Some cases are opposed to the above majority view. The leading case is Lamb-Weston, Inc. v. Oregon Automobile Insurance Co., 219 Or. 110, 341 P.2d 110 (1959), modified on rehearing, 219 Or. 110, 346 P.2d 643, 76 A.L.R. 2d 483. In the Lamb-Weston case, the Supreme Court of Oregon criticized the majority view as being "circular" and stated:
"The `other insurance' clauses of all policies are but methods used by insurers to limit their liability, whether using language that relieves them from all liability (usually referred to as an `escape clause') or that used by St. Paul (usually referred to as an `excess clause') or that used by Oregon (usually referred to as a `prorata clause'). In our opinion, whether one policy used one clause or another, when any come in conflict with the `other insurance' clause of another insurer, regardless of the nature of the clause, they are in fact repugnant and each should be rejected in toto."
The Lamb-Weston case involved a conflict between an "excess" clause and a "pro rata" clause. However, proration has also been required when there was a conflict between "pro rata" clauses (Beattie v. American Automobile Ins. Co., 338 Mass. 526, 156 N.E.2d 49, 1959; Woodrich Construction Company v. Indemnity Ins. Co. of North America, 252 Minn. 86, 89 N.W.2d 412, 1958; Bituminous Casualty Co. v. The Travelers Ins. Co., U.S.D.Minn., 122 F. Supp 197, 1954), between "excess" clauses (Reetz v. Werch, 8 Wis. 2d 388, 98 N.W.2d 924, 1959), and between an "excess" clause and an "escape" clause (Commercial Casualty Ins. Co. v. Hartford Accident & Indemnity Co., 190 Minn. 528, 252 N.W. 434, 253 N.W. 888, 1934; Oregon Automobile Ins. Co. v. United States Fidelity & Guar. Co., U.S. 9 Cir., 195 F.2d 958, 1952).

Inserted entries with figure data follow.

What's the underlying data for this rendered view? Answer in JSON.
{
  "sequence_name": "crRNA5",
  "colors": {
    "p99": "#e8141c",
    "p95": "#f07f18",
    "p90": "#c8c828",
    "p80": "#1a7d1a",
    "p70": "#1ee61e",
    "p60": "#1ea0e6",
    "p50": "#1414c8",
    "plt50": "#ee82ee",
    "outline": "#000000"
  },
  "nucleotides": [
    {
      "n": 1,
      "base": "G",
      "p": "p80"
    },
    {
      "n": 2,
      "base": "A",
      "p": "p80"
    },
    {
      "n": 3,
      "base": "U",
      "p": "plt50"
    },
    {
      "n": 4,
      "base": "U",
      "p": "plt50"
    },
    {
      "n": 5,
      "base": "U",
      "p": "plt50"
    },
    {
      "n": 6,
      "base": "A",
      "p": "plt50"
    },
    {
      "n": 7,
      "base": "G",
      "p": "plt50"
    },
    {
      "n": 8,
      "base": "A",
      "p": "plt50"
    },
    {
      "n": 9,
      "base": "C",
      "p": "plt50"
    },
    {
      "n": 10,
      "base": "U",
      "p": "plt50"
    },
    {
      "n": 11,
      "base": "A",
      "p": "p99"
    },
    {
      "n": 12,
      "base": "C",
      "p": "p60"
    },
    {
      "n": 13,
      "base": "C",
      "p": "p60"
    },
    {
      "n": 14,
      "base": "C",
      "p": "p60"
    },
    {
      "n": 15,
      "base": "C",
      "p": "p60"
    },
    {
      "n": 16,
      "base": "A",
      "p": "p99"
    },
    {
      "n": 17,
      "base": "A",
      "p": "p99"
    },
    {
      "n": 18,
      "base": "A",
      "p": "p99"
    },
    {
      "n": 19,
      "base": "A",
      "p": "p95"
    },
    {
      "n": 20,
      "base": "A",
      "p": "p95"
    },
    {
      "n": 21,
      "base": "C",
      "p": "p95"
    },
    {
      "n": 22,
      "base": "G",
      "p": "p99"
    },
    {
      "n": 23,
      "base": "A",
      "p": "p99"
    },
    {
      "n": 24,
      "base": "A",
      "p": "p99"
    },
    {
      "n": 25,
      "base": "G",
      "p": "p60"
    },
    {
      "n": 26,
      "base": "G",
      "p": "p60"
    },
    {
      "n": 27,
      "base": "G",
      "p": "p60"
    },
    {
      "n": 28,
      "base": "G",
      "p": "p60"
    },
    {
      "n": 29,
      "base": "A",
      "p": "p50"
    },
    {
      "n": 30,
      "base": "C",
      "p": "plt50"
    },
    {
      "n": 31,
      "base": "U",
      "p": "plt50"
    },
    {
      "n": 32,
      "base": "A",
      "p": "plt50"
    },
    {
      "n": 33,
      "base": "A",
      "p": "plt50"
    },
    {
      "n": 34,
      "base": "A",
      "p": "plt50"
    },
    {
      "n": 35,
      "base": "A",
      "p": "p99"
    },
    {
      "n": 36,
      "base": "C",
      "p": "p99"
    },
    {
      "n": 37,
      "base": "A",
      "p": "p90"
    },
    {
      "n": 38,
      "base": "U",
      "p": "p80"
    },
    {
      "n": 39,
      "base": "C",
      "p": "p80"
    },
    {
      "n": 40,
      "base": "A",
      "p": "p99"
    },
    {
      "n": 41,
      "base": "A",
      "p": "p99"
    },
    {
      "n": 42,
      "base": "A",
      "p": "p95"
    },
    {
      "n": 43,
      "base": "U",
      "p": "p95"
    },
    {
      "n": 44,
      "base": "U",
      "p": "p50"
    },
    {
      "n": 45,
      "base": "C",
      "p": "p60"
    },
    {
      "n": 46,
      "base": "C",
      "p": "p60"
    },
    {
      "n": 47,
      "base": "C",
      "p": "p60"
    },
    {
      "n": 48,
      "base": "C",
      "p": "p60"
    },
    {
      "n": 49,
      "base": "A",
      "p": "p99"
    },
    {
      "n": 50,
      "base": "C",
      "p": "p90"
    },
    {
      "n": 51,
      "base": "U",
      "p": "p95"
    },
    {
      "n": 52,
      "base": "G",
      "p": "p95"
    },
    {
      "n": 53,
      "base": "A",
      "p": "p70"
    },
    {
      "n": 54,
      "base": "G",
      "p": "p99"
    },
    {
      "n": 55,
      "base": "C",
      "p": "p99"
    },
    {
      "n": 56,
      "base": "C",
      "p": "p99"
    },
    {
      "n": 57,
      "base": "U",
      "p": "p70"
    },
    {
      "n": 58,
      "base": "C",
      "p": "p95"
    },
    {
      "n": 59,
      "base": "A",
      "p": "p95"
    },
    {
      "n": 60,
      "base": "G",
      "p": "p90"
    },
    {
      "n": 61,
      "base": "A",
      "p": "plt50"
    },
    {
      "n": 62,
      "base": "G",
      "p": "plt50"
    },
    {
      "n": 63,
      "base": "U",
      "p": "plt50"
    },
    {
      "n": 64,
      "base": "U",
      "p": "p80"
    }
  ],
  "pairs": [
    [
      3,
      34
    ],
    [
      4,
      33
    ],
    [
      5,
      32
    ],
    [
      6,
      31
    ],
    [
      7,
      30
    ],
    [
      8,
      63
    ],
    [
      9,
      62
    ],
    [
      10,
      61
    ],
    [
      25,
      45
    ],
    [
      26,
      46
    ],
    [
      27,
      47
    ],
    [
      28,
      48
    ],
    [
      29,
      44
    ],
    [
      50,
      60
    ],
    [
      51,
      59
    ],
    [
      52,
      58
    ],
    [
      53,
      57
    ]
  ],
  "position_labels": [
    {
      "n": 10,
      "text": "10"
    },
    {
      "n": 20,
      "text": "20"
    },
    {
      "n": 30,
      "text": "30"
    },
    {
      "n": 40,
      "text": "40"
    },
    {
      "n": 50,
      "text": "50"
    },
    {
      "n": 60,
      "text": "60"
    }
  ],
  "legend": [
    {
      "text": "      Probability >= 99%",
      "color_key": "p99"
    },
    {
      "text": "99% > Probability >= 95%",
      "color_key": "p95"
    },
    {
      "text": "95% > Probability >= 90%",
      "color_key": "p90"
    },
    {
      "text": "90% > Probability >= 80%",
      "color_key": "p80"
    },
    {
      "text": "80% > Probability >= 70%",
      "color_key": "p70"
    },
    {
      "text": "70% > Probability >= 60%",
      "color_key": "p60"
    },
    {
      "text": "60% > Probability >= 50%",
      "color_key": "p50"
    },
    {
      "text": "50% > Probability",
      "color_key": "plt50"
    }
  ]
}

These views are presented for what assistance they may be to counsel or higher *756 tribunal in any further review of our decisions in these proceedings.
I respectfully concur.
On Application for Rehearing.
En Banc. Rehearing denied.
NOTES
[1] In the present case, Mrs. Grigsby negligently injured others while driving a 1963 Ford owned by the Sulphur Motor Company. The owner of this Ford had secured a policy from Travelers insuring its operation, which policy insured Mrs. Grigsby as an omnibus insured while driving the car with the owner's consent. This lady had just traded a 1959 Chevrolet to the Sulphur Motor Company; on the Chevrolet she had obtained a liability policy which insured her while driving it and also while driving a "non-owned" car. By reason of this "non-owned car" coverage, State Farm insured Mrs. Grigsby's operation of the 1963 Ford owned by the motor company.